Rigid Body Dynamics (RBD) computation is a critical component of robotic planning and control, often dominating system runtime due to its algorithmic complexity and high parallelism demands. CPUs suffer from limited parallelism and cache-unfriendly access patterns, while GPUs incur prohibitive memory-access latency and per-task response time, making them unsuitable for real-time control. Both platforms also consume excessive power for edge deployment. FPGAs offer superior latency, energy efficiency, and customizable hardware-level parallelism, emerging as promising targets for RBD acceleration. However, existing FPGA designs still face critical limitations.

First, the intensive use of multiply-accumulate operations leads to high DSP consumption—especially for high degrees-of-freedom (DOF) robots—resulting in limited scalability or even deployment failure. Second, RBD functions include mass matrix inversion function, which is inefficient on FPGA due to reciprocal operations falling on the longest latency path, severely limiting performance.
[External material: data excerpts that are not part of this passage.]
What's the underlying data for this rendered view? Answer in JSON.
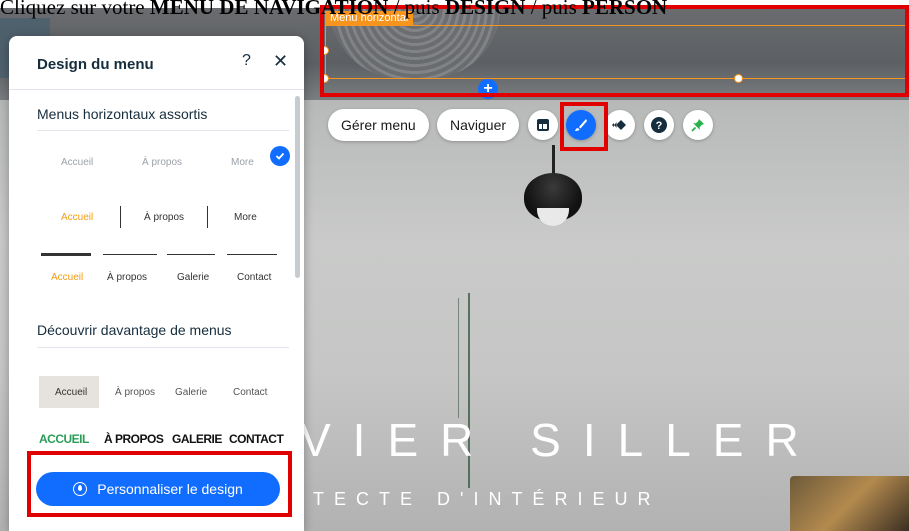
{
  "instruction": {
    "part1": "Cliquez sur votre ",
    "part2": "MENU DE NAVIGATION",
    "part3": " / puis ",
    "part4": "DESIGN",
    "part5": " / puis ",
    "part6": "PERSON"
  },
  "site": {
    "title": "VIER  SILLER",
    "subtitle": "ITECTE  D'INTÉRIEUR"
  },
  "editor": {
    "element_label": "Menu horizontal",
    "add_symbol": "+",
    "toolbar": {
      "manage_menu": "Gérer menu",
      "navigate": "Naviguer",
      "help_symbol": "?"
    }
  },
  "panel": {
    "title": "Design du menu",
    "help_symbol": "?",
    "close_symbol": "✕",
    "section1_title": "Menus horizontaux assortis",
    "section2_title": "Découvrir davantage de menus",
    "presets": [
      {
        "items": [
          "Accueil",
          "À propos",
          "More"
        ]
      },
      {
        "items": [
          "Accueil",
          "À propos",
          "More"
        ]
      },
      {
        "items": [
          "Accueil",
          "À propos",
          "Galerie",
          "Contact"
        ]
      },
      {
        "items": [
          "Accueil",
          "À propos",
          "Galerie",
          "Contact"
        ]
      },
      {
        "items": [
          "ACCUEIL",
          "À PROPOS",
          "GALERIE",
          "CONTACT"
        ]
      }
    ],
    "cta_label": "Personnaliser le design"
  },
  "colors": {
    "accent_blue": "#116dff",
    "selection_orange": "#f7941d",
    "highlight_red": "#e00000",
    "preset_orange": "#f39c12",
    "preset_green": "#2a9d58"
  }
}
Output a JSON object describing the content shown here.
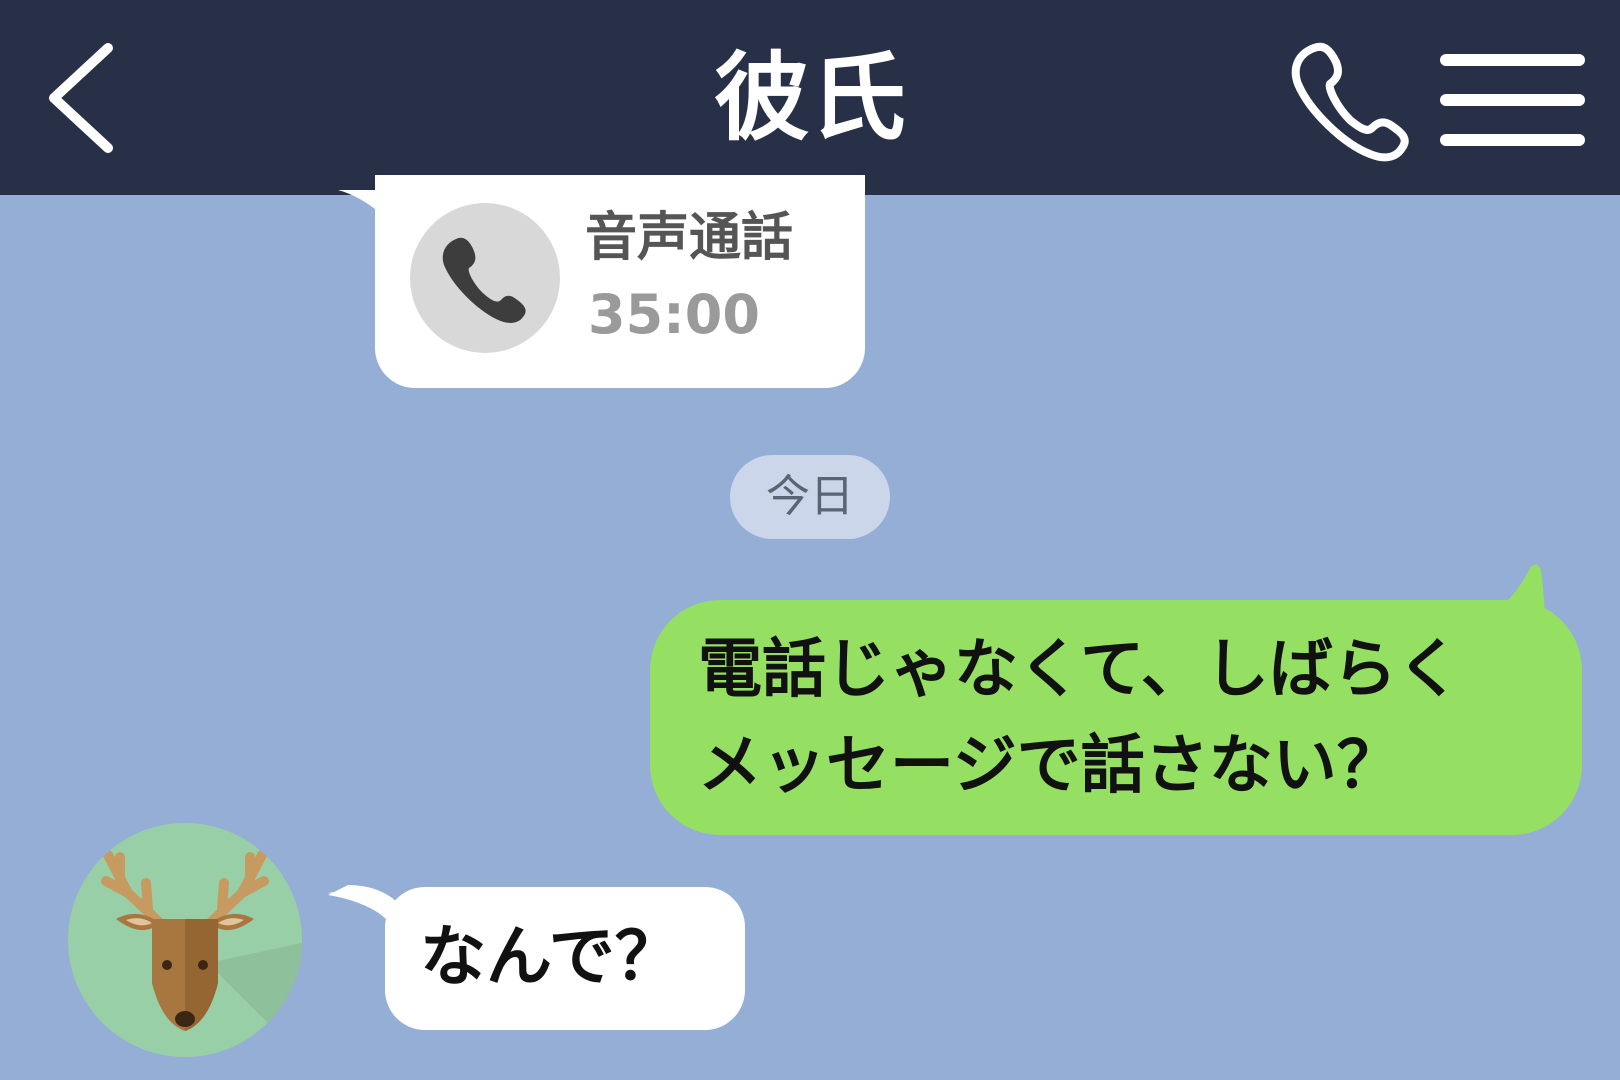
{
  "header": {
    "title": "彼氏",
    "background": "#283047"
  },
  "call_log": {
    "label": "音声通話",
    "duration": "35:00"
  },
  "date_separator": {
    "label": "今日"
  },
  "messages": [
    {
      "side": "right",
      "text": "電話じゃなくて、しばらく\nメッセージで話さない？",
      "color": "#95e062"
    },
    {
      "side": "left",
      "text": "なんで？",
      "color": "#ffffff"
    }
  ],
  "colors": {
    "chat_background": "#94aed6",
    "outgoing_bubble": "#95e062",
    "incoming_bubble": "#ffffff",
    "avatar_background": "#99cfa7"
  },
  "icons": {
    "back": "chevron-left-icon",
    "call": "phone-icon",
    "menu": "hamburger-menu-icon",
    "avatar": "deer-icon"
  }
}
Third, mismatched processing rates across modules introduce idle cycles, resulting in poor DSP utilization.

To address these issues, we propose DRACO, a hardware-efficient and high-performance RBD accelerator based on FPGA, introducing three key innovations. First, we propose an open-sourced precision-aware quantization framework (code will be released upon paper acceptance) that reduces DSP demand by up to 4$\times$ while preserving motion accuracy. This is also the first study to systematically evaluate quantization impact on robot control and motion for hardware acceleration. Second, we leverage a division deferring optimization in mass matrix inversion algorithm, which decouples reciprocal operations from the longest latency path to improve the performance. Finally, we present an inter-module DSP reuse methodology to improve DSP utilization and save DSP usage. Experiment results show that DRACO achieves up to 8$\times$ throughput improvement and 7.4$\times$ latency reduction over state-of-the-art (SOTA) RBD accelerators across various robot types, demonstrating its effectiveness and scalability for high-DOF robotic systems.